Core Idea: BFS (queue-based, level-by-level) finds shortest paths and explores nearest nodes first. DFS (stack-based, depth-first) explores complete paths before backtracking. Both require a visited set to handle cycles. Production BFS adds prioritisation, politeness, and frontier management; production DFS adds cycle detection via two sets (visiting + visited) and iterative implementation to avoid stack overflow.

Tradeoff: AT3 — Simplicity vs. Flexibility (recursive DFS is simple but stack-limited; iterative DFS is safe but more complex; BFS is always iterative but requires explicit frontier management)

Failure Mode: FM3 — Unbounded Resource Consumption (BFS frontier grows with graph width; DFS call stack grows with graph depth; both need explicit limits in production)

Signal: When you need the nearest or most important nodes first — BFS. When you need complete paths before backtracking, or need topological ordering — DFS. When the graph has cycles — both require a visited set.

Exercises

Level 1 — Understand

What data structure does BFS use? What data structure does DFS use? How does the choice of data structure determine the traversal order?
What is a GC root? Why does a garbage collector start its traversal from roots rather than from all objects?
A dependency graph has a cycle: A depends on B and B depends on A. What happens when DFS traverses this graph without cycle detection? How does the two-set approach detect the cycle?

Level 2 — Apply

A social network has 1 million users. Each user has on average 200 connections. You need to find all users reachable from user X within 3 “degrees of separation” (3 hops).

Which traversal would you use? Justify with reference to the properties of BFS vs DFS.
What is the maximum number of nodes in the BFS frontier at depth 3?
The frontier at depth 3 exceeds available memory. Propose a modification to the traversal that bounds memory usage while still returning results.

Level 3 — Design

You are building a dependency analysis service for a large monorepo with 50,000 modules. Engineers want to know: (a) what is the full transitive dependency set of module X, and (b) which modules transitively depend on module Y (reverse dependency lookup).

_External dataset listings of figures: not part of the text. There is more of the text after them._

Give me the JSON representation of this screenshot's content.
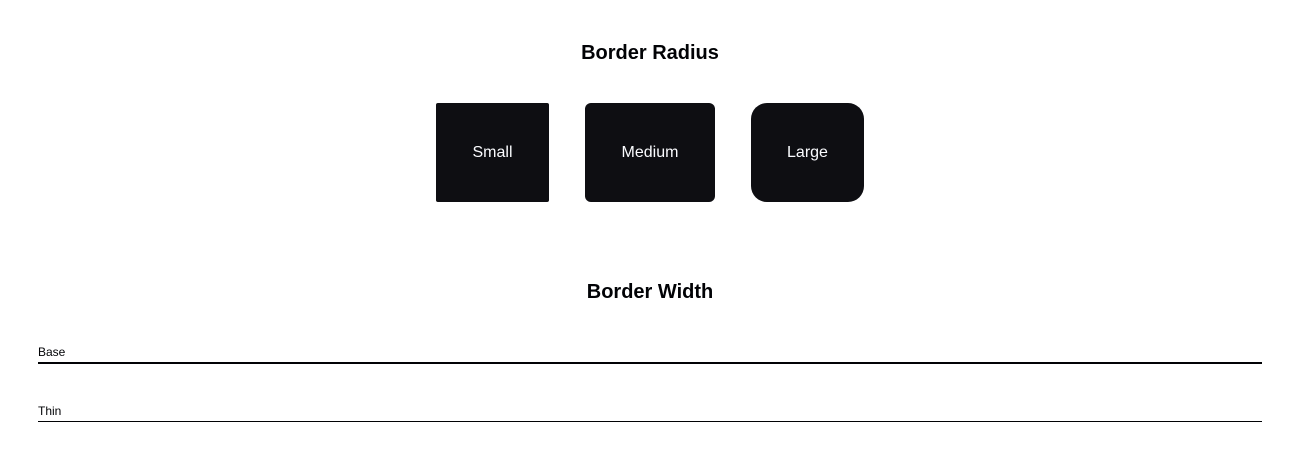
{
  "border_radius": {
    "title": "Border Radius",
    "items": [
      {
        "label": "Small"
      },
      {
        "label": "Medium"
      },
      {
        "label": "Large"
      }
    ]
  },
  "border_width": {
    "title": "Border Width",
    "items": [
      {
        "label": "Base"
      },
      {
        "label": "Thin"
      }
    ]
  },
  "colors": {
    "box_background": "#0e0e12",
    "box_text": "#fbfcff",
    "text": "#010205",
    "page_background": "#ffffff"
  }
}
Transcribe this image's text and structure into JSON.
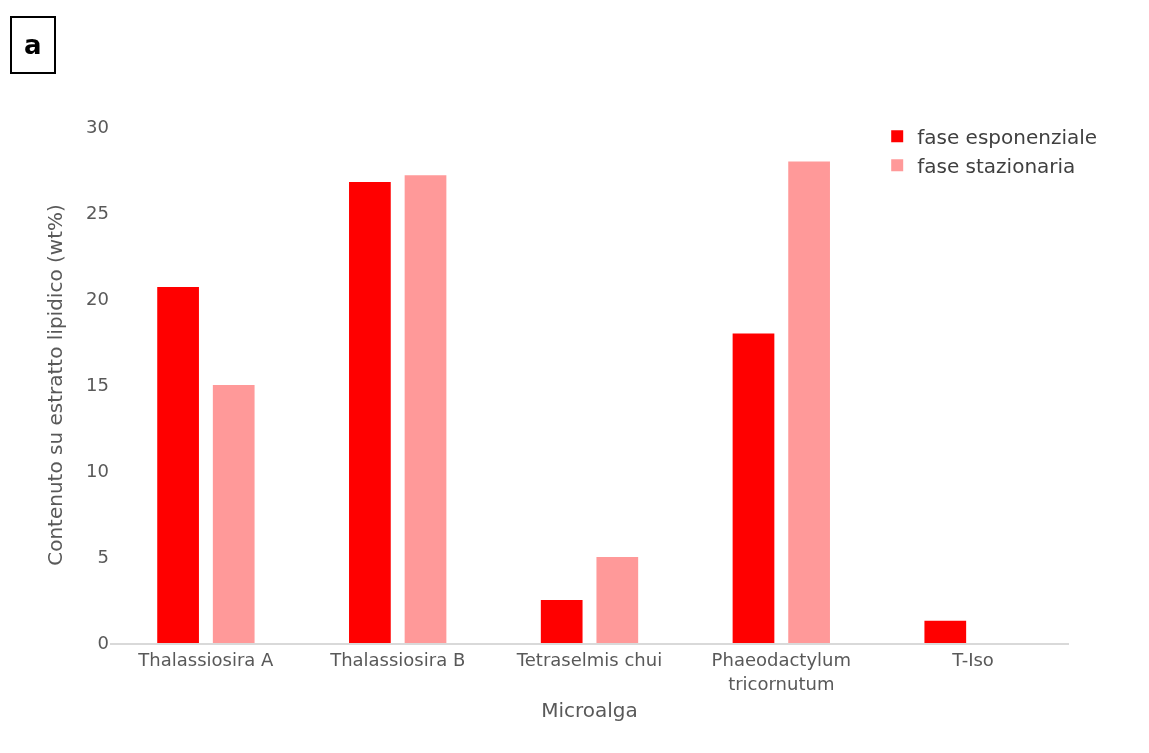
{
  "chart_data": {
    "type": "bar",
    "xlabel": "Microalga",
    "ylabel": "Contenuto su estratto lipidico (wt%)",
    "annotations": [
      "a"
    ],
    "categories": [
      "Thalassiosira A",
      "Thalassiosira B",
      "Tetraselmis chui",
      "Phaeodactylum tricornutum",
      "T-Iso"
    ],
    "series": [
      {
        "name": "fase esponenziale",
        "color": "#ff0000",
        "values": [
          20.7,
          26.8,
          2.5,
          18.0,
          1.3
        ]
      },
      {
        "name": "fase stazionaria",
        "color": "#ff9999",
        "values": [
          15.0,
          27.2,
          5.0,
          28.0,
          null
        ]
      }
    ],
    "ylim": [
      0,
      30
    ],
    "yticks": [
      0,
      5,
      10,
      15,
      20,
      25,
      30
    ],
    "grid": false,
    "legend": "top right"
  }
}
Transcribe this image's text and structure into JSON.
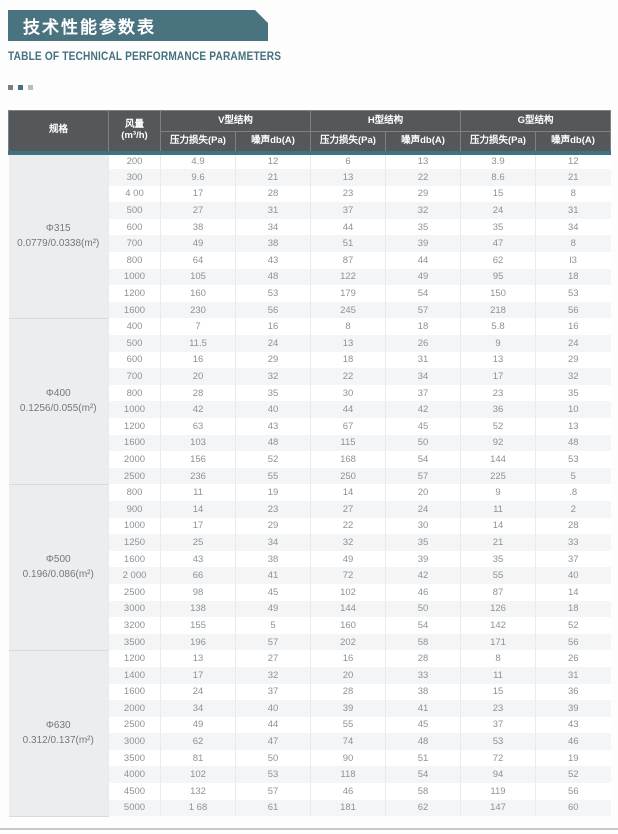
{
  "page": {
    "title_cn": "技术性能参数表",
    "title_en": "TABLE OF TECHNICAL PERFORMANCE PARAMETERS"
  },
  "colors": {
    "banner_teal": "#4a7380",
    "accent_teal": "#45717f",
    "header_bg": "#54585b",
    "teal_strip": "#3f7282",
    "spec_col_bg": "#ebedee",
    "stripe_row": "#f3f5f6",
    "deco_square_1": "#7b7f82",
    "deco_square_2": "#45717f",
    "deco_square_3": "#babdbf"
  },
  "table": {
    "headers": {
      "spec": "规格",
      "flow_line1": "风量",
      "flow_line2": "(m³/h)",
      "groups": [
        "V型结构",
        "H型结构",
        "G型结构"
      ],
      "sub": [
        "压力损失(Pa)",
        "噪声db(A)"
      ]
    },
    "groups": [
      {
        "spec_line1": "Φ315",
        "spec_line2": "0.0779/0.0338(m²)",
        "rows": [
          [
            "200",
            "4.9",
            "12",
            "6",
            "13",
            "3.9",
            "12"
          ],
          [
            "300",
            "9.6",
            "21",
            "13",
            "22",
            "8.6",
            "21"
          ],
          [
            "4 00",
            "17",
            "28",
            "23",
            "29",
            "15",
            "8"
          ],
          [
            "500",
            "27",
            "31",
            "37",
            "32",
            "24",
            "31"
          ],
          [
            "600",
            "38",
            "34",
            "44",
            "35",
            "35",
            "34"
          ],
          [
            "700",
            "49",
            "38",
            "51",
            "39",
            "47",
            "8"
          ],
          [
            "800",
            "64",
            "43",
            "87",
            "44",
            "62",
            "l3"
          ],
          [
            "1000",
            "105",
            "48",
            "122",
            "49",
            "95",
            "18"
          ],
          [
            "1200",
            "160",
            "53",
            "179",
            "54",
            "150",
            "53"
          ],
          [
            "1600",
            "230",
            "56",
            "245",
            "57",
            "218",
            "56"
          ]
        ]
      },
      {
        "spec_line1": "Φ400",
        "spec_line2": "0.1256/0.055(m²)",
        "rows": [
          [
            "400",
            "7",
            "16",
            "8",
            "18",
            "5.8",
            "16"
          ],
          [
            "500",
            "11.5",
            "24",
            "13",
            "26",
            "9",
            "24"
          ],
          [
            "600",
            "16",
            "29",
            "18",
            "31",
            "13",
            "29"
          ],
          [
            "700",
            "20",
            "32",
            "22",
            "34",
            "17",
            "32"
          ],
          [
            "800",
            "28",
            "35",
            "30",
            "37",
            "23",
            "35"
          ],
          [
            "1000",
            "42",
            "40",
            "44",
            "42",
            "36",
            "10"
          ],
          [
            "1200",
            "63",
            "43",
            "67",
            "45",
            "52",
            "13"
          ],
          [
            "1600",
            "103",
            "48",
            "115",
            "50",
            "92",
            "48"
          ],
          [
            "2000",
            "156",
            "52",
            "168",
            "54",
            "144",
            "53"
          ],
          [
            "2500",
            "236",
            "55",
            "250",
            "57",
            "225",
            "5"
          ]
        ]
      },
      {
        "spec_line1": "Φ500",
        "spec_line2": "0.196/0.086(m²)",
        "rows": [
          [
            "800",
            "11",
            "19",
            "14",
            "20",
            "9",
            ".8"
          ],
          [
            "900",
            "14",
            "23",
            "27",
            "24",
            "11",
            "2"
          ],
          [
            "1000",
            "17",
            "29",
            "22",
            "30",
            "14",
            "28"
          ],
          [
            "1250",
            "25",
            "34",
            "32",
            "35",
            "21",
            "33"
          ],
          [
            "1600",
            "43",
            "38",
            "49",
            "39",
            "35",
            "37"
          ],
          [
            "2 000",
            "66",
            "41",
            "72",
            "42",
            "55",
            "40"
          ],
          [
            "2500",
            "98",
            "45",
            "102",
            "46",
            "87",
            "14"
          ],
          [
            "3000",
            "138",
            "49",
            "144",
            "50",
            "126",
            "18"
          ],
          [
            "3200",
            "155",
            "5",
            "160",
            "54",
            "142",
            "52"
          ],
          [
            "3500",
            "196",
            "57",
            "202",
            "58",
            "171",
            "56"
          ]
        ]
      },
      {
        "spec_line1": "Φ630",
        "spec_line2": "0.312/0.137(m²)",
        "rows": [
          [
            "1200",
            "13",
            "27",
            "16",
            "28",
            "8",
            "26"
          ],
          [
            "1400",
            "17",
            "32",
            "20",
            "33",
            "11",
            "31"
          ],
          [
            "1600",
            "24",
            "37",
            "28",
            "38",
            "15",
            "36"
          ],
          [
            "2000",
            "34",
            "40",
            "39",
            "41",
            "23",
            "39"
          ],
          [
            "2500",
            "49",
            "44",
            "55",
            "45",
            "37",
            "43"
          ],
          [
            "3000",
            "62",
            "47",
            "74",
            "48",
            "53",
            "46"
          ],
          [
            "3500",
            "81",
            "50",
            "90",
            "51",
            "72",
            "19"
          ],
          [
            "4000",
            "102",
            "53",
            "118",
            "54",
            "94",
            "52"
          ],
          [
            "4500",
            "132",
            "57",
            "46",
            "58",
            "119",
            "56"
          ],
          [
            "5000",
            "1 68",
            "61",
            "181",
            "62",
            "147",
            "60"
          ]
        ]
      }
    ]
  }
}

Choose a traversal for each query. Design the data structures for forward and reverse dependency graphs.
The dependency graph changes ~500 times per day as engineers modify module dependencies. How do you keep the forward and reverse graphs consistent on change?
Query (a) is called 10,000 times per day; the same modules are queried repeatedly. Design a caching strategy for dependency sets. Name every tradeoff using AT notation.

A complete answer will: separate the claim from its justification, name the tradeoff and failure mode by code, and state the assumption that the argument depends on.